Le premier est une lettre adressée à R. Garaudy. L’abbé Pierre
rappelle à son ami dans quel « état de détresse » se trouvait ce
dernier en avril : « Cher Roger, sûrement tu te souviens de
l’état de détresse où tu te trouvais en avril dernier lorsque,
en de multiples téléphones, tu m’appelais à l’aide ». Il lui dit
qu’à l’époque il ne savait personnellement rien du «
révisionnisme » et «négationnisme». Il ne se doutait pas alors
du « fol déchaînement de passion, à travers les médias » qui
allait s’abattre sur tous deux. Il lui annonce que, pour sa
part, il doit « cesser toute participation à ce cruel débat ».

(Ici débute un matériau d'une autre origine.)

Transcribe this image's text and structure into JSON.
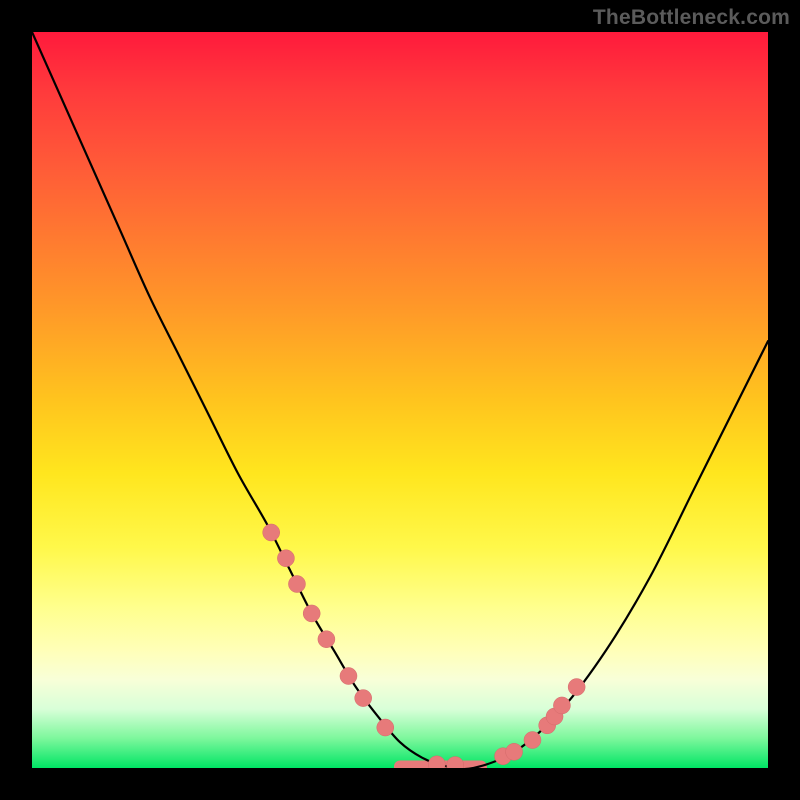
{
  "watermark": "TheBottleneck.com",
  "colors": {
    "dot": "#e77a7a",
    "line": "#000000"
  },
  "chart_data": {
    "type": "line",
    "title": "",
    "xlabel": "",
    "ylabel": "",
    "xlim": [
      0,
      100
    ],
    "ylim": [
      0,
      100
    ],
    "grid": false,
    "legend": false,
    "series": [
      {
        "name": "bottleneck-curve",
        "x": [
          0,
          4,
          8,
          12,
          16,
          20,
          24,
          28,
          32,
          35,
          38,
          41,
          44,
          47,
          50,
          53,
          56,
          60,
          66,
          72,
          78,
          84,
          90,
          96,
          100
        ],
        "values": [
          100,
          91,
          82,
          73,
          64,
          56,
          48,
          40,
          33,
          27,
          21,
          16,
          11,
          7,
          3.5,
          1.4,
          0.3,
          0,
          2.5,
          8,
          16,
          26,
          38,
          50,
          58
        ]
      }
    ],
    "markers": {
      "name": "highlight-dots",
      "x": [
        32.5,
        34.5,
        36.0,
        38.0,
        40.0,
        43.0,
        45.0,
        48.0,
        55.0,
        57.5,
        64.0,
        65.5,
        68.0,
        70.0,
        71.0,
        72.0,
        74.0
      ],
      "values": [
        32.0,
        28.5,
        25.0,
        21.0,
        17.5,
        12.5,
        9.5,
        5.5,
        0.5,
        0.4,
        1.6,
        2.2,
        3.8,
        5.8,
        7.0,
        8.5,
        11.0
      ]
    },
    "flat_segment": {
      "x0": 50,
      "x1": 61,
      "y": 0.2
    }
  }
}
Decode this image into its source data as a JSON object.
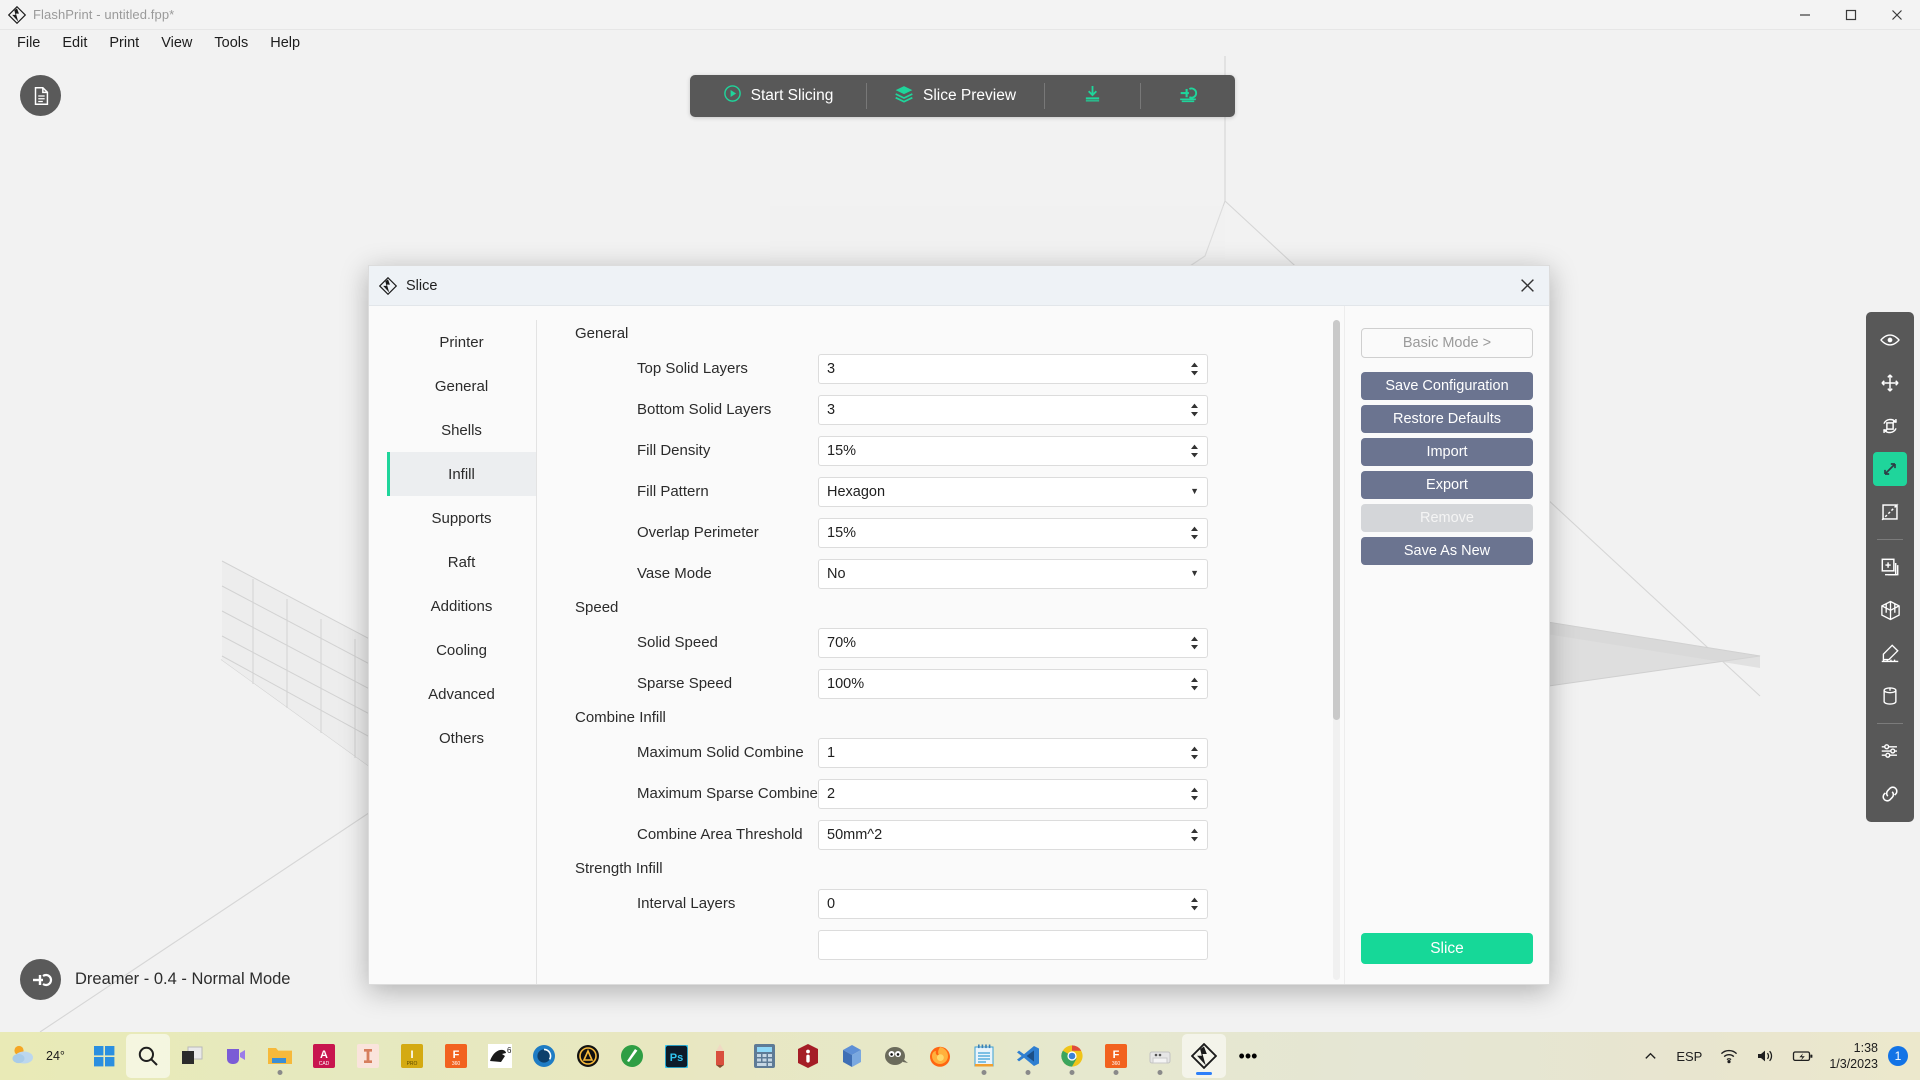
{
  "window": {
    "title": "FlashPrint - untitled.fpp*",
    "logo_icon": "flashprint-diamond-logo",
    "controls": {
      "minimize": "minimize-icon",
      "maximize": "maximize-icon",
      "close": "close-icon"
    }
  },
  "menubar": {
    "items": [
      {
        "label": "File"
      },
      {
        "label": "Edit"
      },
      {
        "label": "Print"
      },
      {
        "label": "View"
      },
      {
        "label": "Tools"
      },
      {
        "label": "Help"
      }
    ]
  },
  "toolbar": {
    "start_slicing": "Start Slicing",
    "slice_preview": "Slice Preview",
    "download_icon": "download-icon",
    "export_icon": "export-to-printer-icon"
  },
  "viewport": {
    "doc_icon": "document-icon",
    "status_icon": "extruder-icon",
    "status_text": "Dreamer - 0.4 - Normal Mode"
  },
  "right_tools": {
    "items": [
      {
        "name": "view-icon",
        "active": false
      },
      {
        "name": "move-icon",
        "active": false
      },
      {
        "name": "rotate-icon",
        "active": false
      },
      {
        "name": "scale-icon",
        "active": true
      },
      {
        "name": "cut-icon",
        "active": false
      },
      {
        "name": "extruder-add-icon",
        "active": false
      },
      {
        "name": "supports-icon",
        "active": false
      },
      {
        "name": "support-eraser-icon",
        "active": false
      },
      {
        "name": "filament-spool-icon",
        "active": false
      },
      {
        "name": "settings-sliders-icon",
        "active": false
      },
      {
        "name": "link-icon",
        "active": false
      }
    ]
  },
  "dialog": {
    "title": "Slice",
    "title_icon": "flashprint-diamond-logo",
    "close_icon": "close-icon",
    "nav": [
      {
        "label": "Printer",
        "active": false
      },
      {
        "label": "General",
        "active": false
      },
      {
        "label": "Shells",
        "active": false
      },
      {
        "label": "Infill",
        "active": true
      },
      {
        "label": "Supports",
        "active": false
      },
      {
        "label": "Raft",
        "active": false
      },
      {
        "label": "Additions",
        "active": false
      },
      {
        "label": "Cooling",
        "active": false
      },
      {
        "label": "Advanced",
        "active": false
      },
      {
        "label": "Others",
        "active": false
      }
    ],
    "groups": [
      {
        "title": "General",
        "rows": [
          {
            "label": "Top Solid Layers",
            "value": "3",
            "type": "spinner"
          },
          {
            "label": "Bottom Solid Layers",
            "value": "3",
            "type": "spinner"
          },
          {
            "label": "Fill Density",
            "value": "15%",
            "type": "spinner"
          },
          {
            "label": "Fill Pattern",
            "value": "Hexagon",
            "type": "select"
          },
          {
            "label": "Overlap Perimeter",
            "value": "15%",
            "type": "spinner"
          },
          {
            "label": "Vase Mode",
            "value": "No",
            "type": "select"
          }
        ]
      },
      {
        "title": "Speed",
        "rows": [
          {
            "label": "Solid Speed",
            "value": "70%",
            "type": "spinner"
          },
          {
            "label": "Sparse Speed",
            "value": "100%",
            "type": "spinner"
          }
        ]
      },
      {
        "title": "Combine Infill",
        "rows": [
          {
            "label": "Maximum Solid Combine",
            "value": "1",
            "type": "spinner"
          },
          {
            "label": "Maximum Sparse Combine",
            "value": "2",
            "type": "spinner"
          },
          {
            "label": "Combine Area Threshold",
            "value": "50mm^2",
            "type": "spinner"
          }
        ]
      },
      {
        "title": "Strength Infill",
        "rows": [
          {
            "label": "Interval Layers",
            "value": "0",
            "type": "spinner"
          }
        ]
      }
    ],
    "actions": {
      "basic_mode": "Basic Mode >",
      "save_configuration": "Save Configuration",
      "restore_defaults": "Restore Defaults",
      "import": "Import",
      "export": "Export",
      "remove": "Remove",
      "save_as_new": "Save As New",
      "slice": "Slice"
    }
  },
  "taskbar": {
    "weather": {
      "temp": "24°",
      "icon": "partly-cloudy-icon"
    },
    "apps": [
      {
        "name": "start-button-icon",
        "selected": false,
        "running": false
      },
      {
        "name": "search-icon",
        "selected": true,
        "running": false
      },
      {
        "name": "task-view-icon",
        "selected": false,
        "running": false
      },
      {
        "name": "microsoft-teams-icon",
        "selected": false,
        "running": false
      },
      {
        "name": "file-explorer-icon",
        "selected": false,
        "running": true
      },
      {
        "name": "autocad-icon",
        "selected": false,
        "running": false
      },
      {
        "name": "inventor-pro-icon",
        "selected": false,
        "running": false
      },
      {
        "name": "inventor-icon",
        "selected": false,
        "running": false
      },
      {
        "name": "fusion360-icon",
        "selected": false,
        "running": false
      },
      {
        "name": "rhino6-icon",
        "selected": false,
        "running": false
      },
      {
        "name": "keyshot-icon",
        "selected": false,
        "running": false
      },
      {
        "name": "autodesk-icon",
        "selected": false,
        "running": false
      },
      {
        "name": "sketchup-icon",
        "selected": false,
        "running": false
      },
      {
        "name": "photoshop-icon",
        "selected": false,
        "running": false
      },
      {
        "name": "pencil-icon",
        "selected": false,
        "running": false
      },
      {
        "name": "calculator-icon",
        "selected": false,
        "running": false
      },
      {
        "name": "ultimaker-cura-icon",
        "selected": false,
        "running": false
      },
      {
        "name": "prusa-slicer-icon",
        "selected": false,
        "running": false
      },
      {
        "name": "gimp-icon",
        "selected": false,
        "running": false
      },
      {
        "name": "firefox-icon",
        "selected": false,
        "running": true
      },
      {
        "name": "notepad-icon",
        "selected": false,
        "running": true
      },
      {
        "name": "vscode-icon",
        "selected": false,
        "running": true
      },
      {
        "name": "chrome-icon",
        "selected": false,
        "running": true
      },
      {
        "name": "fusion360-second-icon",
        "selected": false,
        "running": true
      },
      {
        "name": "printer-utility-icon",
        "selected": false,
        "running": true
      },
      {
        "name": "flashprint-icon",
        "selected": true,
        "running": true
      }
    ],
    "overflow": "•••",
    "tray": {
      "chevron_icon": "chevron-up-icon",
      "language": "ESP",
      "wifi_icon": "wifi-icon",
      "volume_icon": "volume-icon",
      "battery_icon": "battery-icon",
      "time": "1:38",
      "date": "1/3/2023",
      "notification_count": "1"
    }
  }
}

Il lui conserve toute sa confiance en sa sincérité mais, dit-il,
« conformément aux termes du communiqué ci-joint, ma décision
absolue et définitive est que, à dater de ce jour, mon nom ne
soit plus d’aucune façon lié au tien à propos de ce livre ».
Le communiqué adressé à
La Croix est
le suivant : « Soucieux de Vivre la Vérité, libre de toutes
pressions, voyant mes propos relatifs aux travaux de Roger
Garaudy, spécialement le livre Les
Mythes fondateurs de la politique israélienne,
exploités par des courants qui jouent dangereusement avec les
périls antisémites, que j’ai combattus et que je combattrai
toujours, je décide de retirer mes propos, m’en remettant
entièrement aux seules opinions des experts de l’Église, et,
demandant pardon à ceux que j’ai pu blesser, je veux laisser
Dieu seul juge de la droiture des intentions de chacun ».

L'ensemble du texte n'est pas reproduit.